Depuis que les hommes sont entrés en scène, la nature nous a offert une large gamme de services indispensables et gratuits : production de nourriture, pollinisation, santé du sol, infiltration de l’eau, séquestration du carbone pour n’en citer que quelques uns. Les experts en sont venus à parler de « services rendus par les écosystèmes ». De tels services, bien que d’importance vitale pour une planète habitable, ont largement été sous-estimés à l’âge industriel, du moins officiellement. Au fur et à mesure que les crises environnementales se succèdent les unes aux autres, un nombre croissant de scientifiques, d’économistes, d’écologistes et de décideurs politiques réfléchissent sur une estimation des services rendus par les écosystèmes.
« L’une des raisons importantes du rythme alarmant de la destruction de l’environnement à travers le monde est que la valeur véritable de ces écosystèmes est invisible aux yeux des marchés. Quand nous rasons des forêts ou construisons dans des zones humides, la perte des services pourtant indispensables qu’ils nous rendent n’apparaît pas dans nos bilans comptables » écrivent Ricardo Bayon et Michael Jenkins dans une tribune libre de Nature qui expose brièvement la manière dont cette estimation des services des écosystèmes pourrait fonctionner et comment certains pays ont déjà commencé à intégrer de tels coûts.
Combien cette forêt vierge tropicale au Panama vaut-elle exactement? Photo de Rhett A. Butler |
Bayon, co-fondateur de EKO Asset Management Partners, et Jenkins, président de Forest Trends prennent l’exemple de la forêt tropicale amazonienne pour montrer comment l’intégration au marché des services des écosystèmes aiderait au mieux à conserver, plutôt qu’à détruire, les écosystèmes dans le monde.
« Imaginez, par exemple, que le gouvernement brésilien introduise des lois qui obligent à fixer un prix sur les services environnementaux rendus par une forêt tropicale.

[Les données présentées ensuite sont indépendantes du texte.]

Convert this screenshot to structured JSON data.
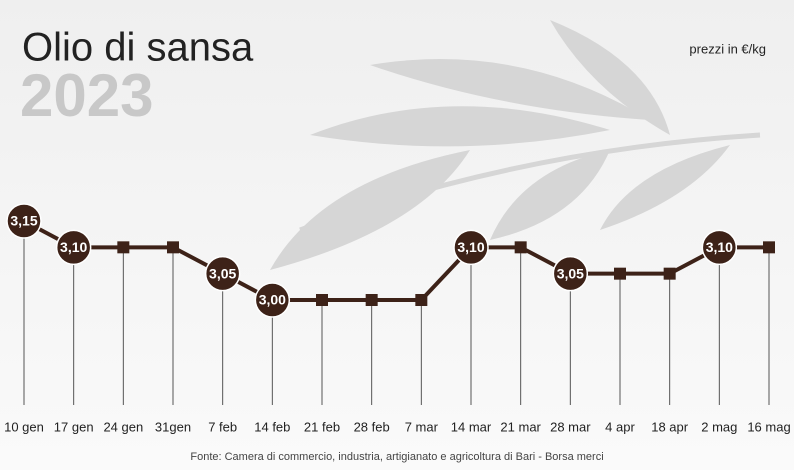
{
  "chart_data": {
    "type": "line",
    "title": "Olio di sansa",
    "subtitle": "2023",
    "unit_note": "prezzi in €/kg",
    "source": "Fonte: Camera di commercio, industria, artigianato e agricoltura di Bari - Borsa merci",
    "categories": [
      "10 gen",
      "17 gen",
      "24 gen",
      "31gen",
      "7 feb",
      "14 feb",
      "21 feb",
      "28 feb",
      "7 mar",
      "14 mar",
      "21 mar",
      "28 mar",
      "4 apr",
      "18 apr",
      "2 mag",
      "16 mag"
    ],
    "values": [
      3.15,
      3.1,
      3.1,
      3.1,
      3.05,
      3.0,
      3.0,
      3.0,
      3.0,
      3.1,
      3.1,
      3.05,
      3.05,
      3.05,
      3.1,
      3.1
    ],
    "value_labels": [
      "3,15",
      "3,10",
      null,
      null,
      "3,05",
      "3,00",
      null,
      null,
      null,
      "3,10",
      null,
      "3,05",
      null,
      null,
      "3,10",
      null
    ],
    "color": "#3d2218"
  }
}
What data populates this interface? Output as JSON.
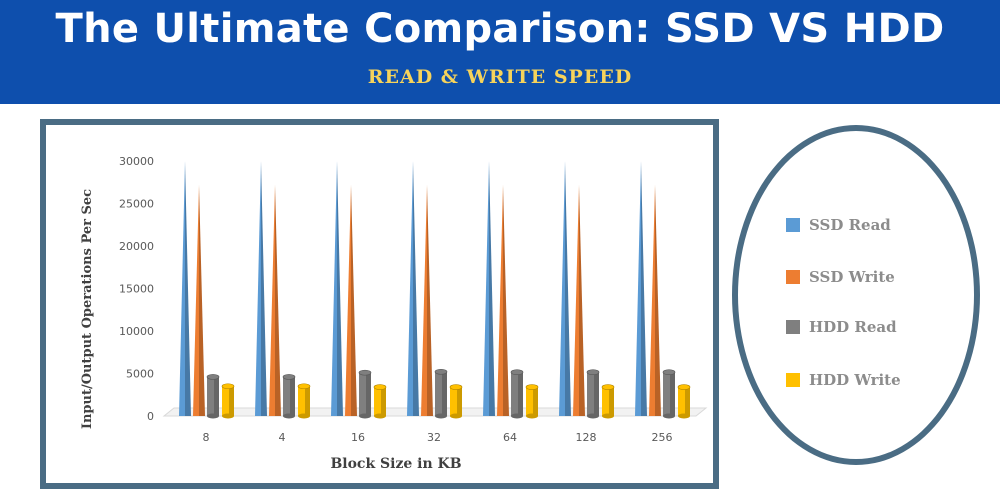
{
  "header": {
    "title": "The Ultimate Comparison: SSD VS HDD",
    "subtitle": "READ & WRITE SPEED"
  },
  "colors": {
    "header_bg": "#0e4fad",
    "subtitle": "#f6d35b",
    "frame": "#4a6c84"
  },
  "chart_data": {
    "type": "bar",
    "style": "3d-cone",
    "categories": [
      "8",
      "4",
      "16",
      "32",
      "64",
      "128",
      "256"
    ],
    "series": [
      {
        "name": "SSD Read",
        "color": "#5b9bd5",
        "values": [
          30000,
          30000,
          30000,
          30000,
          30000,
          30000,
          30000
        ]
      },
      {
        "name": "SSD Write",
        "color": "#ed7d31",
        "values": [
          27200,
          27200,
          27200,
          27200,
          27200,
          27200,
          27200
        ]
      },
      {
        "name": "HDD Read",
        "color": "#7f7f7f",
        "values": [
          4600,
          4600,
          5100,
          5200,
          5150,
          5150,
          5150
        ]
      },
      {
        "name": "HDD Write",
        "color": "#ffc000",
        "values": [
          3500,
          3500,
          3400,
          3400,
          3400,
          3400,
          3400
        ]
      }
    ],
    "xlabel": "Block Size in KB",
    "ylabel": "Input/Output Operations Per Sec",
    "ylim": [
      0,
      30000
    ],
    "yticks": [
      0,
      5000,
      10000,
      15000,
      20000,
      25000,
      30000
    ],
    "grid": false,
    "legend": "right"
  }
}
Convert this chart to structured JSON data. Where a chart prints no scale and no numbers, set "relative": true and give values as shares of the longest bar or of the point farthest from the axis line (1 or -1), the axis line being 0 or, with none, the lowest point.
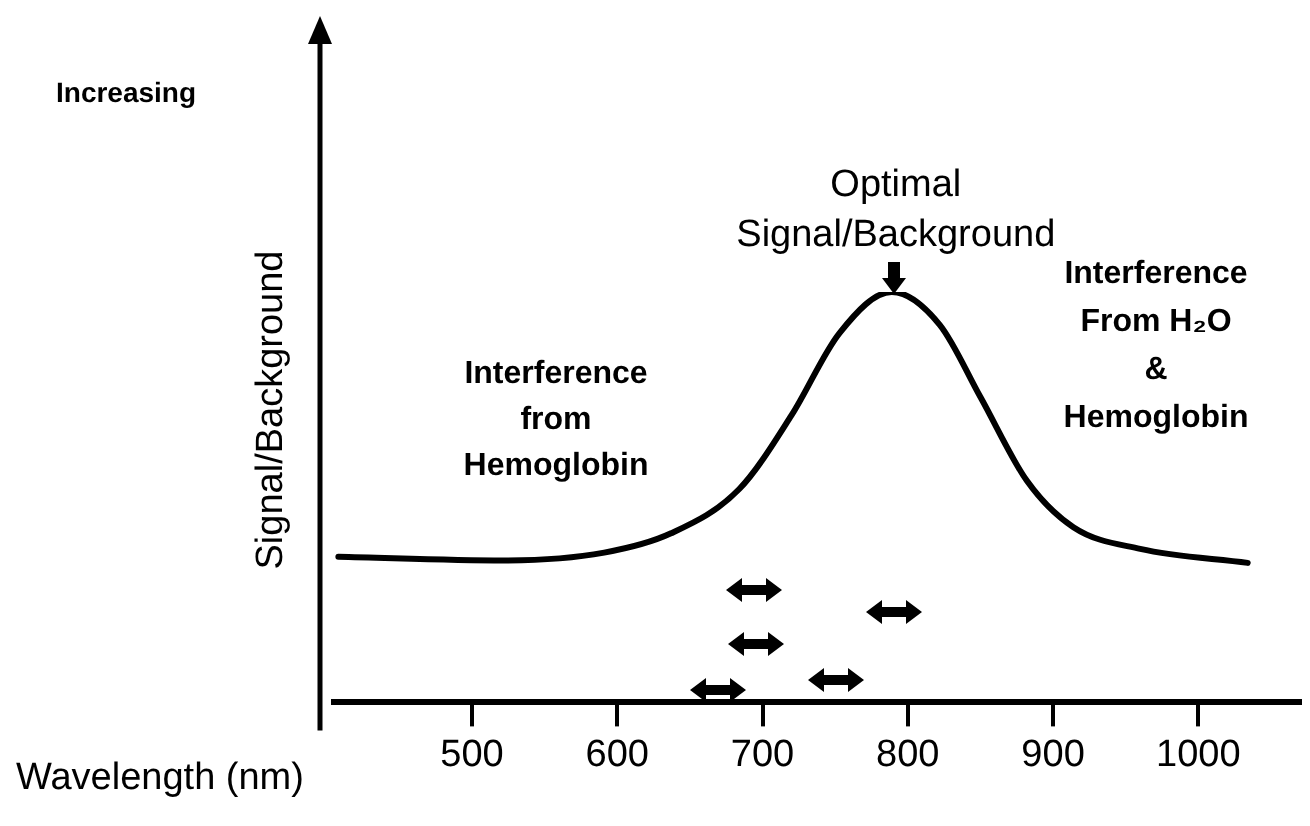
{
  "chart_data": {
    "type": "line",
    "relative": true,
    "xlabel": "Wavelength (nm)",
    "ylabel": "Signal/Background",
    "xlim": [
      405,
      1070
    ],
    "xticks": [
      500,
      600,
      700,
      800,
      900,
      1000
    ],
    "x": [
      408,
      522,
      591,
      637,
      684,
      720,
      753,
      789,
      822,
      850,
      882,
      914,
      960,
      1034
    ],
    "series": [
      {
        "color": "#000000",
        "values": [
          0.355,
          0.346,
          0.365,
          0.412,
          0.52,
          0.7,
          0.9,
          1,
          0.92,
          0.744,
          0.54,
          0.427,
          0.374,
          0.34
        ]
      }
    ],
    "marker": "none",
    "line_style": "solid",
    "grid": false,
    "legend": false,
    "annotations": [
      "Increasing",
      {
        "text": "Optimal\nSignal/Background",
        "x": 789,
        "y": 1
      },
      "Interference\nfrom\nHemoglobin",
      "Interference\nFrom H₂O\n&\nHemoglobin"
    ]
  }
}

La loi rendrait la destruction de la forêt tropicale plus chère, augmentant par la même occasion les coûts de production de la future activité, que ce soit la culture du soja ou l’élevage de bétail. Comme ces coûts se répercuteraient sur le consommateur, cela pousserait les gens et les entreprises à trouver des moyens de produire sans détruire l’écosystème. Dans le même temps, cela rendrait la protection des forêts tropicales plus intéressante économiquement, créant ainsi un marché de la protection de l’environnement. »
Les auteurs explorent plusieurs méthodes permettant de fixer un prix pour les services rendus par les écosystèmes, comme une surtaxe sur ceux qui utilisent des ressources naturelles afin qu’ils participent à la protection de l’environnement, ou bien encourager les entreprises privées à payer pour la préservation des ressources qu’elles exploitent. Par exemple, les entreprises de boissons devant payer pour sauvegarder les bassins hydrographiques dont elles dépendent.
« À un certain niveau, les efforts financiers volontaires venant du privé ainsi que les systèmes d’échanges sont plus efficaces que des taxes venant du gouvernement. Principalement parce que les bénéficiaires sont ceux qui doivent payer, et ceux qui payent pour l’exploitation des ressources sont plus enclins à utiliser ces ressources judicieusement. Cependant, les initiatives privées ont généralement une faible portée » affirment les auteurs.
Ils soutiennent que pour réellement changer la façon dont les entreprises et les gens tiennent compte des dons de la nature, il serait nécessaire d’instaurer des « marchés à l’échelle nationale et mondiale qui soient encadrés par les lois gouvernementales ». Leur texte fait référence à la bourse mondiale du carbone ainsi qu’au plan national des États-Unis de la réduction des dommages pour les zones humides.
« Avec ce système, une entreprise souhaitant se développer de telle sorte qu’elle va endommager une zone humide d’importance nationale va recevoir un permis seulement si elle accepte de restaurer ou d’améliorer en retour une zone humide ayant le même rôle et la même importance, au sein du même bassin hydrographique. Au lieu de s’occuper de la protection de la nature elle-même, l’entreprise peut acheter des bons de ‘réduction de dommages’ à une autre entreprise qui a déjà fait le travail » rapporte l’auteur.
Le tout jeune Office of Environmental Markets a été créé aux États-Unis afin de coordonner les marchés naissants liés aux services des écosystèmes.
Finalement, les auteurs soutiennent que la création d’un monde durable peut être aussi simple que d’attribuer une valeur marchande à la nature.
SOURCE : Ricardo Bayon and Michael Jenkins. The Business of Biodiversity. Nature. Volume 466. 8 juillet 2010.